The INTERACT trial showed carboplatin/paclitaxel had similar response rates and PFS to cisplatin/5-FU. It became the standard of care primarily due to its significantly better side effect profile, with lower rates of bone marrow suppression, fatigue, and GI toxicity.
Data from the Podium-303 trial's crossover arm suggests that waiting to use a PD-1 inhibitor after progression on chemotherapy is less effective than using it concurrently from the start. This supports the synergistic effect of chemo-immunotherapy and favors the concurrent approach as the standard of care.
The NCI 9673 trial demonstrated that adding the CTLA-4 inhibitor ipilimumab to the PD-1 inhibitor nivolumab did not improve response rate, PFS, or overall survival in patients with previously treated anal cancer. This finding discourages this combination approach, avoiding unnecessary toxicity.

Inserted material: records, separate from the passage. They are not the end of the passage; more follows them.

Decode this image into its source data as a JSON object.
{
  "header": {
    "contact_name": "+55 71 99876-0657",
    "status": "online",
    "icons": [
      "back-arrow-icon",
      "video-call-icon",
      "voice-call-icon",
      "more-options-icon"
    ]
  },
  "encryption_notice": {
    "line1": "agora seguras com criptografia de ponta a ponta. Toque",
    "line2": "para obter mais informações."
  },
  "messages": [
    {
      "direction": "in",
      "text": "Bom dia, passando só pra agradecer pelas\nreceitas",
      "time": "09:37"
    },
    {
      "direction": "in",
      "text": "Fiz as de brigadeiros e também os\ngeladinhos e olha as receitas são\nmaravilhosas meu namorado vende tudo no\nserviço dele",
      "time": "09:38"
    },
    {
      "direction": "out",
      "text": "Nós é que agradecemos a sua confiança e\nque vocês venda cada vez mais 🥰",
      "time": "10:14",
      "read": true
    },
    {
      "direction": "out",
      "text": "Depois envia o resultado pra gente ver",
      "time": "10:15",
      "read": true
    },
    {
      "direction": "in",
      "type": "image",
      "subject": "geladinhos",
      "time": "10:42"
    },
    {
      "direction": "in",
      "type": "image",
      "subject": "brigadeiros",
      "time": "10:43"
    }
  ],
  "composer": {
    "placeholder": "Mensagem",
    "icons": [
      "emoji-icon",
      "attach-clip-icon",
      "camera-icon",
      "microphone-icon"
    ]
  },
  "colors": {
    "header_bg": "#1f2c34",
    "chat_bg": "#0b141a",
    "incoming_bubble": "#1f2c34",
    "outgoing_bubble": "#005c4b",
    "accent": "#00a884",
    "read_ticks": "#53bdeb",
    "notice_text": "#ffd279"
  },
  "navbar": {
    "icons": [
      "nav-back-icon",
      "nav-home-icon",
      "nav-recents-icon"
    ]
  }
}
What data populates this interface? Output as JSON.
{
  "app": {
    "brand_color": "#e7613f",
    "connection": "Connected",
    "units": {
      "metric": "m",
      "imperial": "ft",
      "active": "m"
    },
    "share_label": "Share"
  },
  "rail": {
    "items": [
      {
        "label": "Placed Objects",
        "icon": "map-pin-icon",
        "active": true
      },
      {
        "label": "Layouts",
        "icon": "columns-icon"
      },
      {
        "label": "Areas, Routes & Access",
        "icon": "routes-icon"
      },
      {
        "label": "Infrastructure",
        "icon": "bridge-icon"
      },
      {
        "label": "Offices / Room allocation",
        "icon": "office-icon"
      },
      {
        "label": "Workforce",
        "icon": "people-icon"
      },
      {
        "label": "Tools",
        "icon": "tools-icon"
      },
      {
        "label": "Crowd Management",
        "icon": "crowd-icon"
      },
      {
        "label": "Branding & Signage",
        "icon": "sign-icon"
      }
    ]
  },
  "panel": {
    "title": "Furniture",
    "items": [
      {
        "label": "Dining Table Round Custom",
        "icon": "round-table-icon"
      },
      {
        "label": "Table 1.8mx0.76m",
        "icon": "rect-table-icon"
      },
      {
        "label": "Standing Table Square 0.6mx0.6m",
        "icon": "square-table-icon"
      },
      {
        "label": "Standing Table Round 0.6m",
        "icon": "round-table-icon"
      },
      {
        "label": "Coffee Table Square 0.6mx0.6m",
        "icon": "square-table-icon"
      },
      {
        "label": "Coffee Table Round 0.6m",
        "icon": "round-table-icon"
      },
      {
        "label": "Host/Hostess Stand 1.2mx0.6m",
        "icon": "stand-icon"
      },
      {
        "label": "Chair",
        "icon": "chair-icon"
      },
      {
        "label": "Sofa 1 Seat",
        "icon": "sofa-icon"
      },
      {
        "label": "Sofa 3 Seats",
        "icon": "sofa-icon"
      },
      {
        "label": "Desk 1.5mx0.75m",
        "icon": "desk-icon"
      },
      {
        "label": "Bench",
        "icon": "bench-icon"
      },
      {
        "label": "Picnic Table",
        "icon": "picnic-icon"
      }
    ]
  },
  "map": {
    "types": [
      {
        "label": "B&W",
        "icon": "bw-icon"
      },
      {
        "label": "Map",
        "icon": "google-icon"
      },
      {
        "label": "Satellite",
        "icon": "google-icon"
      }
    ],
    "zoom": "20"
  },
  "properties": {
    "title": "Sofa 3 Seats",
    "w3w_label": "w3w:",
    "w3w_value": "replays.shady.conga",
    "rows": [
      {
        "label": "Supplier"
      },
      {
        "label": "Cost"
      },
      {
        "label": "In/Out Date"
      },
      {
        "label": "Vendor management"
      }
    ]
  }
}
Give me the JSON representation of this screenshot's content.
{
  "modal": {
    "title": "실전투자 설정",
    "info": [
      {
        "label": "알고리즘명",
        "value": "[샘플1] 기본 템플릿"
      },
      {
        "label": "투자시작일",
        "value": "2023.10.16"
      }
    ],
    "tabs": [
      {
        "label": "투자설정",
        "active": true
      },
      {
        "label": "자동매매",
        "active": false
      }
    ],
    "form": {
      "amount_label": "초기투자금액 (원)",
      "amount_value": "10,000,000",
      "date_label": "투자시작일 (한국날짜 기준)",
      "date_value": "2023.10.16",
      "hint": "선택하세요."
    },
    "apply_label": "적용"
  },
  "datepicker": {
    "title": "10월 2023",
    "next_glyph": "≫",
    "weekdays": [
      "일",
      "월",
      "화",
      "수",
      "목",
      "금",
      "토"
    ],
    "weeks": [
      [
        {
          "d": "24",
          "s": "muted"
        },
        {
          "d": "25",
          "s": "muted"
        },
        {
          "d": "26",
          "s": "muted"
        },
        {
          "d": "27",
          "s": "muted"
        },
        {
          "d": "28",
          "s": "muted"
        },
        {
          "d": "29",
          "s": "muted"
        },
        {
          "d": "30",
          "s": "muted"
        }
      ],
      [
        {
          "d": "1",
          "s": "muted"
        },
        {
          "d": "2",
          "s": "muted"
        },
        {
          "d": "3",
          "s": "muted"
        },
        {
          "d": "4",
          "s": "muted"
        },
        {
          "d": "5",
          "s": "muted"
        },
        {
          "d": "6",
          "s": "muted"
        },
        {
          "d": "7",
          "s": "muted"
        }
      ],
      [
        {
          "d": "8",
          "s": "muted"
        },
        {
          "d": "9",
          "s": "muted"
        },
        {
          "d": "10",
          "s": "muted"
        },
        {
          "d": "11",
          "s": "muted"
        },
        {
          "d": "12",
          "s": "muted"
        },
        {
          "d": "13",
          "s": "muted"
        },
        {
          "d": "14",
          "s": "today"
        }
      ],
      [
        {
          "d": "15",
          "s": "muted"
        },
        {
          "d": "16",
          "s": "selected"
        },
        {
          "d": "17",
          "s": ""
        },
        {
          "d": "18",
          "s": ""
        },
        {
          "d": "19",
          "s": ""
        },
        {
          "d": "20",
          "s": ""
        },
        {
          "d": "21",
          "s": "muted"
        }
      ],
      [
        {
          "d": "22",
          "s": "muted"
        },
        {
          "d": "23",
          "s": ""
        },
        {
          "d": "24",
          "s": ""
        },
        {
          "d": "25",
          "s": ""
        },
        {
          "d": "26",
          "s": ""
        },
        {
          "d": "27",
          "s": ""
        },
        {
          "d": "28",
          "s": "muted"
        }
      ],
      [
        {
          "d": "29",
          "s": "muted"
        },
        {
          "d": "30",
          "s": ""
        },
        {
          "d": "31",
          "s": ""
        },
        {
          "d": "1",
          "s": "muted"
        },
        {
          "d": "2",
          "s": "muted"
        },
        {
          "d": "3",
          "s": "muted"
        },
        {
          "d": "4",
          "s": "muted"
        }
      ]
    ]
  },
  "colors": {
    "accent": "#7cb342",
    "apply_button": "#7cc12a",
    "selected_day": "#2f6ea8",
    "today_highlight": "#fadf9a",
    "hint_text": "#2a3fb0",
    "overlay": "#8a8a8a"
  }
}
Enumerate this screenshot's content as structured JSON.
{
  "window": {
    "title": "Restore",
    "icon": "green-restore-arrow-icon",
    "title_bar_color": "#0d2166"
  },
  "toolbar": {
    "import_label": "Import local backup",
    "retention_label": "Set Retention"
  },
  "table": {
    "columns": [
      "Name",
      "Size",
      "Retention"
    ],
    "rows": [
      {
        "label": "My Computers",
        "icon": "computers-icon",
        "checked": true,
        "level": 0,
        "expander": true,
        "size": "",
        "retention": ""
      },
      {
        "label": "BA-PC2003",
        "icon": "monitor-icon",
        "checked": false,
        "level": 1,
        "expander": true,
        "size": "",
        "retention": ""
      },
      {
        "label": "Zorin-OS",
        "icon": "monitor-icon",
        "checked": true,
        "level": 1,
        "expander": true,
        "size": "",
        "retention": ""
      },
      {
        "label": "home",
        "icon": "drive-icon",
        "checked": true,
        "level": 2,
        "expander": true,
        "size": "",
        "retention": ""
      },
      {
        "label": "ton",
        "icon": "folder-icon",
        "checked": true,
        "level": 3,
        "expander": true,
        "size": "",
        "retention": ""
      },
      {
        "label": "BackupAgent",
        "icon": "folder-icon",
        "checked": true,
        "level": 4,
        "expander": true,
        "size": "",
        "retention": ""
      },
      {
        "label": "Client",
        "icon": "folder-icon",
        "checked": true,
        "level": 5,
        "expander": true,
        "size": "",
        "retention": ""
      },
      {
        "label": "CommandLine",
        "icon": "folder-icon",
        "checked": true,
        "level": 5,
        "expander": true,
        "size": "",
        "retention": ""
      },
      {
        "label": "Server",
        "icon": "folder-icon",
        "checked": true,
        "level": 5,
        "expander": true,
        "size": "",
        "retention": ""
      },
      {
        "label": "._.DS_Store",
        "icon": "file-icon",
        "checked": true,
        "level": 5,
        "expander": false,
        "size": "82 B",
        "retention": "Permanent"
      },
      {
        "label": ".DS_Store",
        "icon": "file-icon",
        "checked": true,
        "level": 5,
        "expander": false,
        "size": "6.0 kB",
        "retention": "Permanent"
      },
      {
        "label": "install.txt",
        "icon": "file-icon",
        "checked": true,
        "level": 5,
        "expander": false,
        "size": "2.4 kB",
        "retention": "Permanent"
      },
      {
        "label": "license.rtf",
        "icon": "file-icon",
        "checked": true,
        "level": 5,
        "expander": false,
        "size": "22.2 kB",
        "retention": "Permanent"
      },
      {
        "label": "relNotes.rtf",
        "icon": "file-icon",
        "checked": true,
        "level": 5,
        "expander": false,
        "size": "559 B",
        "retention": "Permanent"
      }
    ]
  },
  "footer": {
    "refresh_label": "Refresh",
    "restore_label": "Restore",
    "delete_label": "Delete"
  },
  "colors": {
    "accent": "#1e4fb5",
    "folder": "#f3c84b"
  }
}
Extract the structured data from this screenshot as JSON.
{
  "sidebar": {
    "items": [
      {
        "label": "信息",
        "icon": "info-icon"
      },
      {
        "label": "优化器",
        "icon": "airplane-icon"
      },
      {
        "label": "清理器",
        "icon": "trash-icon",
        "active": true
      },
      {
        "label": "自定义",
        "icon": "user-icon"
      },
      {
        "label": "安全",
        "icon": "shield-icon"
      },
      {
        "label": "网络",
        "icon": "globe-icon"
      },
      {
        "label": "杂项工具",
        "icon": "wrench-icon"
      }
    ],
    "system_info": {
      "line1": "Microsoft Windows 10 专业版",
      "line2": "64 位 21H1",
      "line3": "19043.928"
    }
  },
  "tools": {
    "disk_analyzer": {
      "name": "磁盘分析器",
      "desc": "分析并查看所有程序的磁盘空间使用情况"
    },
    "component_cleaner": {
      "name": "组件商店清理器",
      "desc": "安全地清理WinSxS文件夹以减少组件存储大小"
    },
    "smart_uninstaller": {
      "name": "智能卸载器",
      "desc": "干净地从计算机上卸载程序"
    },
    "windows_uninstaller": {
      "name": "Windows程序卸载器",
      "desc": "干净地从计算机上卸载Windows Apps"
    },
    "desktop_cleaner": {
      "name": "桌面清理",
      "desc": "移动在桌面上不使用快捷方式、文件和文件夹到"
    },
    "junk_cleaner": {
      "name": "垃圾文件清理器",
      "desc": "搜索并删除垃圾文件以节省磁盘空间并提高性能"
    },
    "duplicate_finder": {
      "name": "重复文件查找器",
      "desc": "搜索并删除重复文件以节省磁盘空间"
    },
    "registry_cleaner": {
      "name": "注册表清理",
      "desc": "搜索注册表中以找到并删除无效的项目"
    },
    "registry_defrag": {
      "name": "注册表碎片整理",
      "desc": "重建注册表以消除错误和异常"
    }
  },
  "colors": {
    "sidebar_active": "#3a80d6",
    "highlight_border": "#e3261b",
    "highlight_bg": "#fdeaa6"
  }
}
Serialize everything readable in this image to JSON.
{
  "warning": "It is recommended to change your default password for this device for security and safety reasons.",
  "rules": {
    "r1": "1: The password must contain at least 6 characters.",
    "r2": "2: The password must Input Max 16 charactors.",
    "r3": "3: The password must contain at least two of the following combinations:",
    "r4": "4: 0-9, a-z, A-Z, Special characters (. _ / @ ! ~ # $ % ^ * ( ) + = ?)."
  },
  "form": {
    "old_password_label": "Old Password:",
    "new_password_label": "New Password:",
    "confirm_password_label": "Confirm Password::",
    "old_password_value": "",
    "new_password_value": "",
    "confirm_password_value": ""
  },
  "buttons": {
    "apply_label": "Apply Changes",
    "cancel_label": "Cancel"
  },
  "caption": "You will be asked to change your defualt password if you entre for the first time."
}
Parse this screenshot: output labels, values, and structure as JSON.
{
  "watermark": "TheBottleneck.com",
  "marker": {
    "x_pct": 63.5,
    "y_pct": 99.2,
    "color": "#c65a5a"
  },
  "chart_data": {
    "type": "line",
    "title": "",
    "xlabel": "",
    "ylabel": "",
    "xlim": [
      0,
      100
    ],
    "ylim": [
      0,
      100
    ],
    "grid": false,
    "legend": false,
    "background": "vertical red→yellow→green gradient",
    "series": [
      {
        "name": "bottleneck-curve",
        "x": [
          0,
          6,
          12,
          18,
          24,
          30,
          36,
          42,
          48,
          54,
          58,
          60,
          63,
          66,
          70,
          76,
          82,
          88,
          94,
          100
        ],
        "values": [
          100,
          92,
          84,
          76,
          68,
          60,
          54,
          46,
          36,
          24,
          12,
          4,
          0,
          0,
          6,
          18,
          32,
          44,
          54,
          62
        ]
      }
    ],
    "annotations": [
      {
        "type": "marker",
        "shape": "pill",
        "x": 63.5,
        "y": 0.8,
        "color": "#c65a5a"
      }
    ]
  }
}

In the Podium-303 trial, adding retifanlimab to chemotherapy improved the overall response rate by 11%. However, its most significant impact was doubling the median duration of response from 7.2 to 14 months, providing a much more durable benefit for patients after chemotherapy is stopped.
The trial allowed patients in the placebo group to receive retifanlimab upon progression (crossover). This common design dilutes the observed overall survival difference. While initial results were not statistically significant, updated data revealed a clinically meaningful 10.6-month median OS improvement.